É este o meu mundo, gosto de ler, de escrever, gosto essencialmente de aprender. Você entrou nele a partir do momento em que foi eleito Primeiro Ministro. Sou sincero, não lhe dei muita importância, mas aos poucos fui conhecendo aquele que viria a ser um dos homens mais importantes da minha vida, você. Foi por sua culpa que descobri algo que realmente me fascina, a política, foi por sua culpa que me interessei por este novo mundo, que se diz para maiores de 18…

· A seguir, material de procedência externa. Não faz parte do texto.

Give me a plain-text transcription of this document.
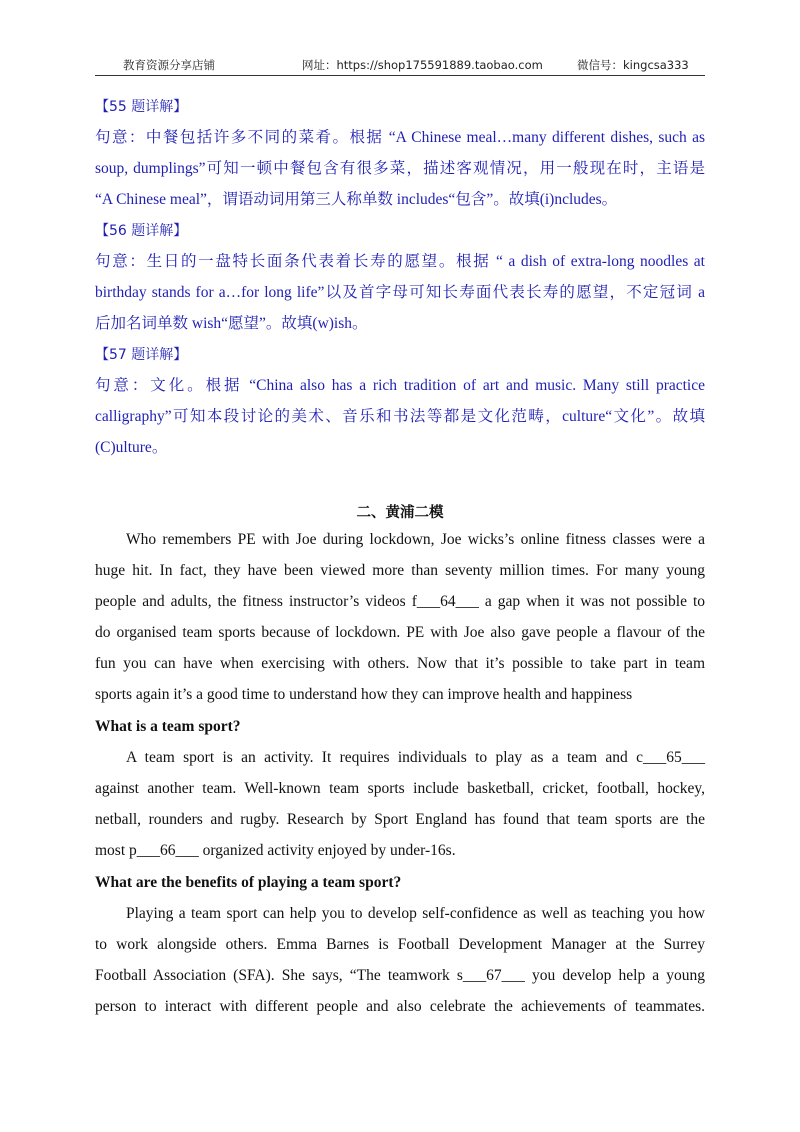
教育资源分享店铺	网址：https://shop175591889.taobao.com	微信号：kingcsa333
【55 题详解】
句意：中餐包括许多不同的菜肴。根据 “A Chinese meal…many different dishes, such as
soup, dumplings”可知一顿中餐包含有很多菜，描述客观情况，用一般现在时，主语是
“A Chinese meal”，谓语动词用第三人称单数 includes“包含”。故填(i)ncludes。
【56 题详解】
句意：生日的一盘特长面条代表着长寿的愿望。根据 “ a dish of extra-long noodles at
birthday stands for a…for long life”以及首字母可知长寿面代表长寿的愿望，不定冠词 a
后加名词单数 wish“愿望”。故填(w)ish。
【57 题详解】
句意：文化。根据 “China also has a rich tradition of art and music. Many still practice
calligraphy”可知本段讨论的美术、音乐和书法等都是文化范畴，culture“文化”。故填
(C)ulture。
二、黄浦二模
Who remembers PE with Joe during lockdown, Joe wicks’s online fitness classes were a
huge hit. In fact, they have been viewed more than seventy million times. For many young
people and adults, the fitness instructor’s videos f___64___ a gap when it was not possible to
do organised team sports because of lockdown. PE with Joe also gave people a flavour of the
fun you can have when exercising with others. Now that it’s possible to take part in team
sports again it’s a good time to understand how they can improve health and happiness
What is a team sport?
A team sport is an activity. It requires individuals to play as a team and c___65___
against another team. Well-known team sports include basketball, cricket, football, hockey,
netball, rounders and rugby. Research by Sport England has found that team sports are the
most p___66___ organized activity enjoyed by under-16s.
What are the benefits of playing a team sport?
Playing a team sport can help you to develop self-confidence as well as teaching you how
to work alongside others. Emma Barnes is Football Development Manager at the Surrey
Football Association (SFA). She says, “The teamwork s___67___ you develop help a young
person to interact with different people and also celebrate the achievements of teammates.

Hoje olho para trás e percebo que viria a ser político de qualquer forma, como acredito que qualquer pessoa o é, o senhor apenas apressou este processo. Apenas conseguiu que eu fosse politicamente prematuro, oxalá não o tivesse sido.

Era sinal de que tudo estava diferente. Era sinal, e só por ser sinal já era bom, hoje procuro todos os sinais e não encontro nada.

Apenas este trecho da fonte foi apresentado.